This document relates to sensing devices and sensing techniques and their applications in sensing and detecting various materials, including chemical and biological substances.
Plasmons are eigenmodes of collective density oscillations of quasi-free electrons or an electronic gas in metals and other materials under optical excitation. Surface plasmons can be generated by coupling photons and electrons at or near a surface of an electrically conductive material as surface plasmon polaritons (SPPs). In addition, surface plasmons can be excited or generated as localized surface plasmon resonance (LSPR) for nanometer-sized metallic structures.
Some surface plasmon resonant (SPR) sensors use propagating SPP in sensing the refractive index change surrounding the metallic surface or nanostructure. One such sensor is the SPP sensor in the Kretschmann configuration which uses a high refractive index prism for evanescent coupling under a large incident angle to excite the liquid-metallic SPP wave on the liquid metal interface, and grating configuration, both reflection and transmission, which uses grating wavevector matching condition to excite propagating SPPs on the interface of liquid and metallic grating.
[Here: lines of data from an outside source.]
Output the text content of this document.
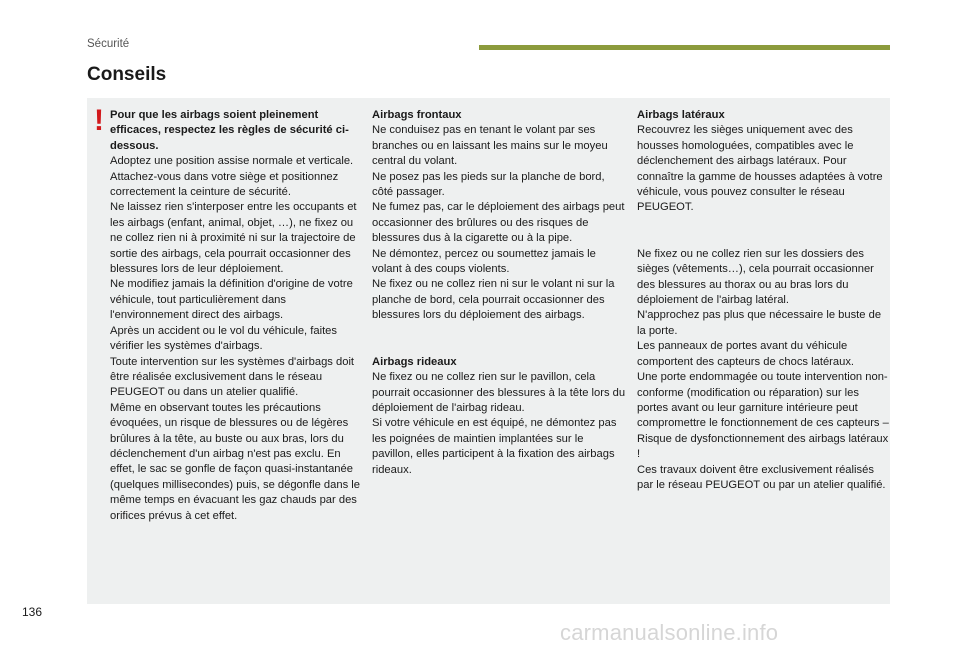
Sécurité
Conseils
! Pour que les airbags soient pleinement efficaces, respectez les règles de sécurité ci-dessous.

Adoptez une position assise normale et verticale.

Attachez-vous dans votre siège et positionnez correctement la ceinture de sécurité.

Ne laissez rien s'interposer entre les occupants et les airbags (enfant, animal, objet, …), ne fixez ou ne collez rien ni à proximité ni sur la trajectoire de sortie des airbags, cela pourrait occasionner des blessures lors de leur déploiement.

Ne modifiez jamais la définition d'origine de votre véhicule, tout particulièrement dans l'environnement direct des airbags.

Après un accident ou le vol du véhicule, faites vérifier les systèmes d'airbags.

Toute intervention sur les systèmes d'airbags doit être réalisée exclusivement dans le réseau PEUGEOT ou dans un atelier qualifié.

Même en observant toutes les précautions évoquées, un risque de blessures ou de légères brûlures à la tête, au buste ou aux bras, lors du déclenchement d'un airbag n'est pas exclu. En effet, le sac se gonfle de façon quasi-instantanée (quelques millisecondes) puis, se dégonfle dans le même temps en évacuant les gaz chauds par des orifices prévus à cet effet.

Airbags frontaux

Ne conduisez pas en tenant le volant par ses branches ou en laissant les mains sur le moyeu central du volant.

Ne posez pas les pieds sur la planche de bord, côté passager.

Ne fumez pas, car le déploiement des airbags peut occasionner des brûlures ou des risques de blessures dus à la cigarette ou à la pipe.

Ne démontez, percez ou soumettez jamais le volant à des coups violents.

Ne fixez ou ne collez rien ni sur le volant ni sur la planche de bord, cela pourrait occasionner des blessures lors du déploiement des airbags.

Airbags rideaux

Ne fixez ou ne collez rien sur le pavillon, cela pourrait occasionner des blessures à la tête lors du déploiement de l'airbag rideau.

Si votre véhicule en est équipé, ne démontez pas les poignées de maintien implantées sur le pavillon, elles participent à la fixation des airbags rideaux.

Airbags latéraux

Recouvrez les sièges uniquement avec des housses homologuées, compatibles avec le déclenchement des airbags latéraux. Pour connaître la gamme de housses adaptées à votre véhicule, vous pouvez consulter le réseau PEUGEOT.

Ne fixez ou ne collez rien sur les dossiers des sièges (vêtements…), cela pourrait occasionner des blessures au thorax ou au bras lors du déploiement de l'airbag latéral.

N'approchez pas plus que nécessaire le buste de la porte.

Les panneaux de portes avant du véhicule comportent des capteurs de chocs latéraux.

Une porte endommagée ou toute intervention non-conforme (modification ou réparation) sur les portes avant ou leur garniture intérieure peut compromettre le fonctionnement de ces capteurs – Risque de dysfonctionnement des airbags latéraux !

Ces travaux doivent être exclusivement réalisés par le réseau PEUGEOT ou par un atelier qualifié.

136
carmanualsonline.info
In such SPP sensing devices, the excited electric field is distributed on an extended surface area, so no ‘hot spot’ or concentrated electric field exists.
Other surface plasmon resonant (SPR) sensors use LSPP in sensing the refractive index change surrounding the metallic surface or nanostructure. For example, one such LSPP sensor includes nanoparticle scattering and random nanohole transmission configurations, which utilize the nanoresonant excitations induced by the particle's size and shape to sense the refractive index change around the nanostructures. In many implementations of such LSPP sensors, only “hot spot” exists as nanoresonance itself; however, there is little electric field on areas where nanostructures are absent. In addition, the excitation efficiency of LSPP is low due to the nanostructure's size and small portion of phase matching condition.